Antethic |  facebook |  bandcamp | 

Released on August 24, 2014 via Bandcamp

Russian post-rockers are a rare breed (don’t be fooled – despite their name, Russian Circles actually hail from the not-so-exotic Chicago). That’s why I had high hopes for the first LP from St. Petersburg foursome Antethic to be a distinctive experience.

With the evocative title “Origin” and mysterious cover art depicting a Zeus-like figure floating through broken debris, who can blame me for expecting a powerful album comprising of tunes that convey the thrilling saga of an epic conception?

What we have instead is a reliable stream of steady instrumental work that on the whole doesn’t quite distinguish itself from the droves of post-rock material out there, but does contain moments of true brilliance.

Describing their style as containing “elements of post-rock, progressive rock, drone, shoegaze and ambient”, Antethic has been producing complex instrumental rock tracks since 2012. The songs from their two previous EPs are a delightful mixture of melodic post-rock riffs and heavier progressive undertones. That’s why it’s also slightly disappointing that their first LP contains some material that underwhelms when compared to their whole body of work.

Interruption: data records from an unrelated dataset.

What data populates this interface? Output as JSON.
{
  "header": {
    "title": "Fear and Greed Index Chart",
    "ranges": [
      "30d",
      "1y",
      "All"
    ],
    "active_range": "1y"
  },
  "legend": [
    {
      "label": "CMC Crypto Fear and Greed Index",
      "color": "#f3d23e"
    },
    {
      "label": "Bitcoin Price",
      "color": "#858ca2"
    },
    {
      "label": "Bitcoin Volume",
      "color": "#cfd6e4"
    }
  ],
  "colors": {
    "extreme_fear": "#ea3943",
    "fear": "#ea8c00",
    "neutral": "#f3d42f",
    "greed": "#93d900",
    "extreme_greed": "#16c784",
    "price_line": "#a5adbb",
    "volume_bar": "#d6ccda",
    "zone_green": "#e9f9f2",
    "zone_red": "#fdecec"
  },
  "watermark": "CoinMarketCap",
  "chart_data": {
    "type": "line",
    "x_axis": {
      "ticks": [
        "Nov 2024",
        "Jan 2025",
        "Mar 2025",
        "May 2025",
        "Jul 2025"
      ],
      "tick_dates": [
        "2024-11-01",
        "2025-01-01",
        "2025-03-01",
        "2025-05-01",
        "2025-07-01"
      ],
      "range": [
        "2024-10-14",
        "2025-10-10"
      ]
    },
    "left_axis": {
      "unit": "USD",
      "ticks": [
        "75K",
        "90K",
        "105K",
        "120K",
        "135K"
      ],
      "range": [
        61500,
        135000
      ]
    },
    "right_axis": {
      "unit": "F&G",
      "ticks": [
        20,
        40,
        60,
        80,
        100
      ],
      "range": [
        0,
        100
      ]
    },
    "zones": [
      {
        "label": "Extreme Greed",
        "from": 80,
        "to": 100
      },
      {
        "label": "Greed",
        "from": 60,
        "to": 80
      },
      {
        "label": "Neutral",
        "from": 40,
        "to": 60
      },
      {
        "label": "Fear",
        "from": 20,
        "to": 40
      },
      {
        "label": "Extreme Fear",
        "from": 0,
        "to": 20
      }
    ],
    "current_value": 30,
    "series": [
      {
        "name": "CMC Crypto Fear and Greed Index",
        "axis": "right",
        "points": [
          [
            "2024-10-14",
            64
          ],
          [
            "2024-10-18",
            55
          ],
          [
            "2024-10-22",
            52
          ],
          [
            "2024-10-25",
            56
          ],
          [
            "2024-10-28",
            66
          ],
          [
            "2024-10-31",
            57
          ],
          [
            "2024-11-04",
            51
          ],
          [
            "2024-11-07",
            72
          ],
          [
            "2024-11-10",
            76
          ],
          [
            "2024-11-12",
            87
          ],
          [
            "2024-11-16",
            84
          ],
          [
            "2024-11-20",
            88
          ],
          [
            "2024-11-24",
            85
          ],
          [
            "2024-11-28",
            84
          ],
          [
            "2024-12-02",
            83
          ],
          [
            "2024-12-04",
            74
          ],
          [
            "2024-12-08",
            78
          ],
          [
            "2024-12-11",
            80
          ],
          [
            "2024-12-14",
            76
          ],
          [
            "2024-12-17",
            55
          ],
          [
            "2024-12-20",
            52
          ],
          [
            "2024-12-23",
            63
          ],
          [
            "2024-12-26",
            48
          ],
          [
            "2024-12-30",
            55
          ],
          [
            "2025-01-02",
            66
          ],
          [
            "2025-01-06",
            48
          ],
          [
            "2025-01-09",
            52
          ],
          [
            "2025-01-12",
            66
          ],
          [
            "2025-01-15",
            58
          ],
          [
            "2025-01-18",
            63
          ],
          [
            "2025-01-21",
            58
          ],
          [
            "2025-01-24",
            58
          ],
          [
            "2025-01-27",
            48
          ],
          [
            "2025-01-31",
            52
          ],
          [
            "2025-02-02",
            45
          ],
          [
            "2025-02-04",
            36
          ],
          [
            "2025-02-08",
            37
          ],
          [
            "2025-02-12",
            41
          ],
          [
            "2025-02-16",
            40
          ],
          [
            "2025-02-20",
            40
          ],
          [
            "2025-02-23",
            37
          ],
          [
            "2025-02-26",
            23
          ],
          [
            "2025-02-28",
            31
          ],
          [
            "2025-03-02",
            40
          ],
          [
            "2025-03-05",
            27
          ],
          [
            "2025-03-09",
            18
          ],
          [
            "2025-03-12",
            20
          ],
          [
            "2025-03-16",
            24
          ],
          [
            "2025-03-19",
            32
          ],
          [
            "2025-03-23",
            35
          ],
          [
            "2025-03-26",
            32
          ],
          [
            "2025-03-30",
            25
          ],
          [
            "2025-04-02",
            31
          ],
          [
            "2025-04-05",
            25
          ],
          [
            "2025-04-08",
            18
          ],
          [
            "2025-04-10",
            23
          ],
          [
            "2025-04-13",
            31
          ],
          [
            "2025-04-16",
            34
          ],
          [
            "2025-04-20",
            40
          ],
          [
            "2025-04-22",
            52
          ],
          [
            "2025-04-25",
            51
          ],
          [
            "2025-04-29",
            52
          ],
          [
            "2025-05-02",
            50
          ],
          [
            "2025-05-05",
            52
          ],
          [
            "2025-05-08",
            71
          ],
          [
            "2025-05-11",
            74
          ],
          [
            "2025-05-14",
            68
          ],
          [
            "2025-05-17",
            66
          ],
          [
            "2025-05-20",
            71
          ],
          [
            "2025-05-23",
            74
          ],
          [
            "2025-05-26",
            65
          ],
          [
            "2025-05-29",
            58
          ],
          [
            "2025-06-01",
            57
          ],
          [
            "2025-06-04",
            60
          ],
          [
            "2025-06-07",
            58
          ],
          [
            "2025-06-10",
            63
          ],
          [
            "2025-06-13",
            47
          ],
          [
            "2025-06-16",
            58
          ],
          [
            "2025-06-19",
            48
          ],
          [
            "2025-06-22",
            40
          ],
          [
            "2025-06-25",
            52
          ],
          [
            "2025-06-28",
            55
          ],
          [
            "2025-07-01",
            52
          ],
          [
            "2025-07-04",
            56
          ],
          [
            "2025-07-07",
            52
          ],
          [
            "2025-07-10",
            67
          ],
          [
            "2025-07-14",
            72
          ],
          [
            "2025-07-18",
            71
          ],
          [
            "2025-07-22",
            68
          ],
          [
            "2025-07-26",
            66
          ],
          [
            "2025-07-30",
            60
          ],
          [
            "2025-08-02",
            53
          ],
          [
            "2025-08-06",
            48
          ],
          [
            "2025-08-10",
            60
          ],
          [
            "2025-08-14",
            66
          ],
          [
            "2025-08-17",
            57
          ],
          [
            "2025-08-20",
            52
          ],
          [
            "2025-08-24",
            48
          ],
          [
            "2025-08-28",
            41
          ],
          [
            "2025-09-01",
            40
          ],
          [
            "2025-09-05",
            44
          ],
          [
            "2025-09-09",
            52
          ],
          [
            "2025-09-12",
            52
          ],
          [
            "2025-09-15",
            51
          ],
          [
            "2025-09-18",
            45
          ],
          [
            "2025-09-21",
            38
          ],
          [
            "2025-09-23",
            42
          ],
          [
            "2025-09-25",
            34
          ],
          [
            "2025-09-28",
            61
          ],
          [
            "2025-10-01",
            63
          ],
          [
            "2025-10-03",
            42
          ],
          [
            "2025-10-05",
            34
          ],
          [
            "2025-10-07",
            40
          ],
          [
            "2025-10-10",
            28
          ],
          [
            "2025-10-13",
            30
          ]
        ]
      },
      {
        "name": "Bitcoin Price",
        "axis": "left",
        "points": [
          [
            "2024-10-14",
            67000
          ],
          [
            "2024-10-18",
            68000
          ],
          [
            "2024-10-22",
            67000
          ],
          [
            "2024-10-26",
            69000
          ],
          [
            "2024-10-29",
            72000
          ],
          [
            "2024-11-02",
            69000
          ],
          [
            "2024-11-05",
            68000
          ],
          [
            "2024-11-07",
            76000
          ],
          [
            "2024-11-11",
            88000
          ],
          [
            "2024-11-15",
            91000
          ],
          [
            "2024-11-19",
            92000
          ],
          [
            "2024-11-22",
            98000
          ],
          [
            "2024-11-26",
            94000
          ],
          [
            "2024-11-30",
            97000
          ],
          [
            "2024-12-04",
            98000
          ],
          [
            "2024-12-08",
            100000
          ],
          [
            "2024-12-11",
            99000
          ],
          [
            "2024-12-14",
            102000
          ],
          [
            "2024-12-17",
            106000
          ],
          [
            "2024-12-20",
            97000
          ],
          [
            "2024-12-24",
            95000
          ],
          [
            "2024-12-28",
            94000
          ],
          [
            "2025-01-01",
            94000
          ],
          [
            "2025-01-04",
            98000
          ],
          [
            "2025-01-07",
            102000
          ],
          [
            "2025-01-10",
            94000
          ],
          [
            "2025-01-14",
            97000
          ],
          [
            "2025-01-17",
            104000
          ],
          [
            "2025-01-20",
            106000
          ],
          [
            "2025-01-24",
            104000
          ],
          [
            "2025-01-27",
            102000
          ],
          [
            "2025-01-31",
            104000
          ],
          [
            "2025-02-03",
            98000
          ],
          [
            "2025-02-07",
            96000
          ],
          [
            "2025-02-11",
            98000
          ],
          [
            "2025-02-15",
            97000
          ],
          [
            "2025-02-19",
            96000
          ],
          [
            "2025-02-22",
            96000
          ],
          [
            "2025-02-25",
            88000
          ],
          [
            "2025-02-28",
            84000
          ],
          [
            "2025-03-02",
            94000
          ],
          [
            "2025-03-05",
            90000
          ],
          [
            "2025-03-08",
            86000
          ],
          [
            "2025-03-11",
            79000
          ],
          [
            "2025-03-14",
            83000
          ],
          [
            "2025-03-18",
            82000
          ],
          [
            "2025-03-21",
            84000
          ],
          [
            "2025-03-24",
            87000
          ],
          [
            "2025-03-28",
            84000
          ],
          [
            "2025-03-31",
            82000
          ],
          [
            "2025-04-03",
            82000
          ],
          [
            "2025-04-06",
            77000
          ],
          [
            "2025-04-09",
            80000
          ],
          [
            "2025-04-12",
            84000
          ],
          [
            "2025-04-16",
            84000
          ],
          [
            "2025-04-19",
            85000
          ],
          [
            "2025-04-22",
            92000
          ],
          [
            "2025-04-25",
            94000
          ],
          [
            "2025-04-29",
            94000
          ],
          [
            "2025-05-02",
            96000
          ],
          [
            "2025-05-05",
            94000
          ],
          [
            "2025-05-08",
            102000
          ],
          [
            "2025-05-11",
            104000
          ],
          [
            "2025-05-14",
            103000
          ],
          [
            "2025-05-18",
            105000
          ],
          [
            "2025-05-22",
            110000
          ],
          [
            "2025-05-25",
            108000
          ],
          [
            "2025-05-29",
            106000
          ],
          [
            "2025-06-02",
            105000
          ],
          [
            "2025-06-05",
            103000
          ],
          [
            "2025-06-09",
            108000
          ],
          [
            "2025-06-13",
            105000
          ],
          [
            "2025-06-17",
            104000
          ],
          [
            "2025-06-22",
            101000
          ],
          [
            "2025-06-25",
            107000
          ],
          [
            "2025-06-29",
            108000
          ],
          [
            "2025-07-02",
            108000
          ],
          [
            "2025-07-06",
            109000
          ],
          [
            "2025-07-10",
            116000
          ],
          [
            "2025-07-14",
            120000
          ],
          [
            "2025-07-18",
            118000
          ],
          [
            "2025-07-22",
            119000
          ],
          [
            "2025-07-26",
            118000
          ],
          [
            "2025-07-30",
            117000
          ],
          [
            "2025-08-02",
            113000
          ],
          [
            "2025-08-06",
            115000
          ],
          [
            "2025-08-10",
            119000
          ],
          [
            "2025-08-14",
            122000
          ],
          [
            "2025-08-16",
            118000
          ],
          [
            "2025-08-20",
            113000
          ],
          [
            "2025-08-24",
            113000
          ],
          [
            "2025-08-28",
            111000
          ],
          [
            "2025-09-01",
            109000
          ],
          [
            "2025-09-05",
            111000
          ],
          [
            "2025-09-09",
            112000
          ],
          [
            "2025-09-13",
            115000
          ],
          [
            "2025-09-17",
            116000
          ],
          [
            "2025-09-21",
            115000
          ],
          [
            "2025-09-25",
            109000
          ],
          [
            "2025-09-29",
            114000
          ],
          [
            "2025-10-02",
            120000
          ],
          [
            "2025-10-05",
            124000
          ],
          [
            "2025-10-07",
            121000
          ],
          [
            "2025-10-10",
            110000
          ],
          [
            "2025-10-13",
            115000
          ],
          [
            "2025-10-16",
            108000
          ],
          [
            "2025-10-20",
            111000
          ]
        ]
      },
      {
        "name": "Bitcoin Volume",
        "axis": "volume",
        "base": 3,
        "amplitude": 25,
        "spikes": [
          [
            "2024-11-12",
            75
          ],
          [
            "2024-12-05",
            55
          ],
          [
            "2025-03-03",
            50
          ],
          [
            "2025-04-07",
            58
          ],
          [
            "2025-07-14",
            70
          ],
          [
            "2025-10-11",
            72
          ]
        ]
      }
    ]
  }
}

This is especially true of “Origin”s first and final tracks, ‘Time Forward’ and ‘White Whale’. The music that’s supposed to frame a listener’s journey instead feels almost like fillers that the band produced to make up a full LP. The album feels a bit thin and lost until five minutes into its second song ‘Cheliuskin’. It then begins to gain some texture and eventually returns to the complexity the band’s previous work displays.

When you hit the fourth track, ‘This Game Has No Name’, it suddenly clicks why this record deserves a name as meaningful as “Origin”. ‘Morning Glory’ is my favourite track from the whole album – a heavy, multifaceted development that beautifully grows to display the true range of skill Antethic posesses. It’s a journey all on its own.

The album definitely deserves a listen, and you will find a stand-out track within it to your liking. Unfortunately this won’t include the two tracks that should poignantly mark the beginning and end of your latest experience with the band. It’s just a bit of a shame – if they’d stuck with a shorter EP, Antethic would have an origin story brimming with brilliance.